As the U.S. House debated the Affordable Care Act recently, Clark University alumni involved in public health discussed what’s next for their profession and the cross-section of Americans they serve.
The alumni returned to campus to launch the fifth Networked Communities event, this one focused on health. Networked Communities connect students with alumni, faculty, parents and outside partners for career mentorship and professional networking.
In a keynote speech for the March 21 event, John Auerbach ’72, former public health commissioner for Massachusetts, provided an overview of the Affordable Care Act’s successes, including providing 20 million more Americans with health insurance. Auerbach now is president and CEO of Trust for America’s Health, a non-profit advocacy organization aimed at building a public health defense against a wide range of diseases.

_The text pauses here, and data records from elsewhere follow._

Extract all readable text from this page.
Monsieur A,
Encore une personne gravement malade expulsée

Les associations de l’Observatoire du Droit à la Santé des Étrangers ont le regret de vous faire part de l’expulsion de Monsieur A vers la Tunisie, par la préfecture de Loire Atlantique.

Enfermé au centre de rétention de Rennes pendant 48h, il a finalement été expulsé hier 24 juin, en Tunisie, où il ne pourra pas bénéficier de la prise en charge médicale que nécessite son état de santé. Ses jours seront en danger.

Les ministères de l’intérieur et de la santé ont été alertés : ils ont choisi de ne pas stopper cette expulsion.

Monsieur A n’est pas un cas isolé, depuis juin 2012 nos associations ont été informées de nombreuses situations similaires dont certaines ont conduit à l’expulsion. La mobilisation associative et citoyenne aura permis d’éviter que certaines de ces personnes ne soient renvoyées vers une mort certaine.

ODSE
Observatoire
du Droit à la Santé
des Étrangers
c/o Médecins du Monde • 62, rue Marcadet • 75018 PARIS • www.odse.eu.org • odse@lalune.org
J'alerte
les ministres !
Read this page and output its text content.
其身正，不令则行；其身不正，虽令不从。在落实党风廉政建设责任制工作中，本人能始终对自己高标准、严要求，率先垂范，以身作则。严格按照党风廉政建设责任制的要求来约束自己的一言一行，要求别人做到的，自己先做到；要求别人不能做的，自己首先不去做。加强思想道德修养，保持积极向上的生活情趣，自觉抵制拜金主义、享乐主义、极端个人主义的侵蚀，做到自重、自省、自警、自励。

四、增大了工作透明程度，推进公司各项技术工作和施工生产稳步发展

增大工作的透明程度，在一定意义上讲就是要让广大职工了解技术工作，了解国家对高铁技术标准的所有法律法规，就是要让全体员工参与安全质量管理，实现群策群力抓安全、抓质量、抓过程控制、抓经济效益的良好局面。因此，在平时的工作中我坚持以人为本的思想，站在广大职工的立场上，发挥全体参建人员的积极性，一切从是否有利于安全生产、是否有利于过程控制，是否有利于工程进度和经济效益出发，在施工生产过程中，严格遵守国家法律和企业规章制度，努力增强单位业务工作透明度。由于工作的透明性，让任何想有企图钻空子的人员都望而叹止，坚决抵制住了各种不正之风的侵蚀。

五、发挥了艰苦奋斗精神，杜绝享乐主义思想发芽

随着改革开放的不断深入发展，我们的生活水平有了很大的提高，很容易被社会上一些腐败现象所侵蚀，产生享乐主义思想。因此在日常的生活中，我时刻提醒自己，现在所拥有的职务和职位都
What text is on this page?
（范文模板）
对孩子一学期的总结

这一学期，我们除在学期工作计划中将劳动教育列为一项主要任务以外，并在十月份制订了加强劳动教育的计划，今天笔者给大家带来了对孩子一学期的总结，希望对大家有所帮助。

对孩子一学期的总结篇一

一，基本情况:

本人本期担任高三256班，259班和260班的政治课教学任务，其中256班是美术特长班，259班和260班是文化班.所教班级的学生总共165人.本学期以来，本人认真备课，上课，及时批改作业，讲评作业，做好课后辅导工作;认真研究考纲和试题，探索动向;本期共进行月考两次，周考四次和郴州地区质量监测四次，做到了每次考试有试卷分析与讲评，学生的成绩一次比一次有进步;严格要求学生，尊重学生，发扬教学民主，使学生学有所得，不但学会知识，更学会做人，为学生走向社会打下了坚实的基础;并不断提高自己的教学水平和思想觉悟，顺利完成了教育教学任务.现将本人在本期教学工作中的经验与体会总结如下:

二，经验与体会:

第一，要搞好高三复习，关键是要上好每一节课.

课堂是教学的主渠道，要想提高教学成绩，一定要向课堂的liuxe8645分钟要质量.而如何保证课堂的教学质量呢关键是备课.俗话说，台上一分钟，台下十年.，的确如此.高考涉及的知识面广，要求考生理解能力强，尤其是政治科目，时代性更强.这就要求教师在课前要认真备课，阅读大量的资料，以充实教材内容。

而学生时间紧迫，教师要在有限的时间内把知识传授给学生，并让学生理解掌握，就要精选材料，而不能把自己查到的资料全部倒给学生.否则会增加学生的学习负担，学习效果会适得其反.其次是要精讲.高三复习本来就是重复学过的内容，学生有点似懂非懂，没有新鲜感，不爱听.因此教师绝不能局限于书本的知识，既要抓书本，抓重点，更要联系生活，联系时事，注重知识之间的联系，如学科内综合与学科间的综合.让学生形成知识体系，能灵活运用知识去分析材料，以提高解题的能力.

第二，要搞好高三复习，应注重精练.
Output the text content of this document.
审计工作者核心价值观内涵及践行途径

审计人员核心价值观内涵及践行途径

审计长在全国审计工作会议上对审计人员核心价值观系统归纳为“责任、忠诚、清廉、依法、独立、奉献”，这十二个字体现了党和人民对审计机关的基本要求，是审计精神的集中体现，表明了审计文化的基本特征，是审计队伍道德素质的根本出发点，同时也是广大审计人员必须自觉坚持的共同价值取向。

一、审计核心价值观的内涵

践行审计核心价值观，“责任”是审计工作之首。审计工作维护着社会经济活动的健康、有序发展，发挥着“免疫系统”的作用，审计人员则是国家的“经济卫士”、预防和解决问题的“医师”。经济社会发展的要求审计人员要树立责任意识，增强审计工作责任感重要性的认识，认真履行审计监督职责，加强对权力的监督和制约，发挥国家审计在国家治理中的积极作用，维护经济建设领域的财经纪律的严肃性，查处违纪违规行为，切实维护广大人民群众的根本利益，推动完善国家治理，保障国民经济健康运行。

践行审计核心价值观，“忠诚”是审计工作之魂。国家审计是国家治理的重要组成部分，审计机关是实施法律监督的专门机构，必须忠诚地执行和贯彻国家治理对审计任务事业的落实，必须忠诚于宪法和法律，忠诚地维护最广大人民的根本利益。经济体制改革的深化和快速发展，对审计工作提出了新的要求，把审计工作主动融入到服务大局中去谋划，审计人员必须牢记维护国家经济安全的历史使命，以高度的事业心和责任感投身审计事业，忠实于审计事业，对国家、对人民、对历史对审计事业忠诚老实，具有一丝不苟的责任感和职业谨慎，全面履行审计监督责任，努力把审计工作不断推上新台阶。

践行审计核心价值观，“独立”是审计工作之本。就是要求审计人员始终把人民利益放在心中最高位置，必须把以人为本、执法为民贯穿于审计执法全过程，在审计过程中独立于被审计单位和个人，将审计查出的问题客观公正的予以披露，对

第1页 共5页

“We’re in danger of having outbreaks like Zika and Ebola and not having the protection we need. We have children without health care,” Auerbach said. “We try not to think of this as a partisan issue; we try to explain what’s happening in clear ways. Governors and mayors are often as confused about health care as is the general public.”
Following his speech, a panel of alumni discussed their experience in the public health field and took questions from the audience. They included Dr. Dennis Dimitri ’75, clinical associate professor and vice chair of the Department of Family Medicine and Community Health at University of Massachusetts Memorial Medical Center and UMass Medical School (pictured above with Clark students); Samantha Arsenault ’15, M.A.’16, a public health policy and data analyst at The Pew Charitable Trusts in Washington; Anna Rosofsky ’10, M.A.’11, a doctoral candidate at Boston University School of Public Health; and Garrett Abrahamson ’07, M.B.A. ’08, a senior consultant with Public Consulting Group, which in part is involved in healthcare financing initiatives.
Dimitri encouraged students to consider applying to medical school – not just to become physicians. “It’s an education you can apply very broadly across areas you might not think about,” he said, including in public health, health care policy, and prison health care.
Rosofsky emphasized that students take courses to develop their quantitative and writing skills, which public health professionals need to examine and interpret data, write grants, develop policies and communicate with the public.
Co-chairs of the Health Networked Community include Dimitri; Miranda Katsoyannis ’78, senior program analyst at the U.S. Centers for Disease Control and Prevention; James Gomes, director of Clark’s Mosakowski Institute for Public Enterprise; Rosalie Torres Stone, associate professor of sociology; and John O’Brien, senior fellow with the Mosakowski Institute and former CEO of UMass Memorial Health Care.
Clark has formed Networked Communities in five other areas: Biology and Biosciences, Law and Regulatory Affairs, Creative Arts, Markets and Business, and Psychology, with additional communities planned. The initiative aims to link current students with mentors in fields of interest for support in undergraduates’ college-to-career transition.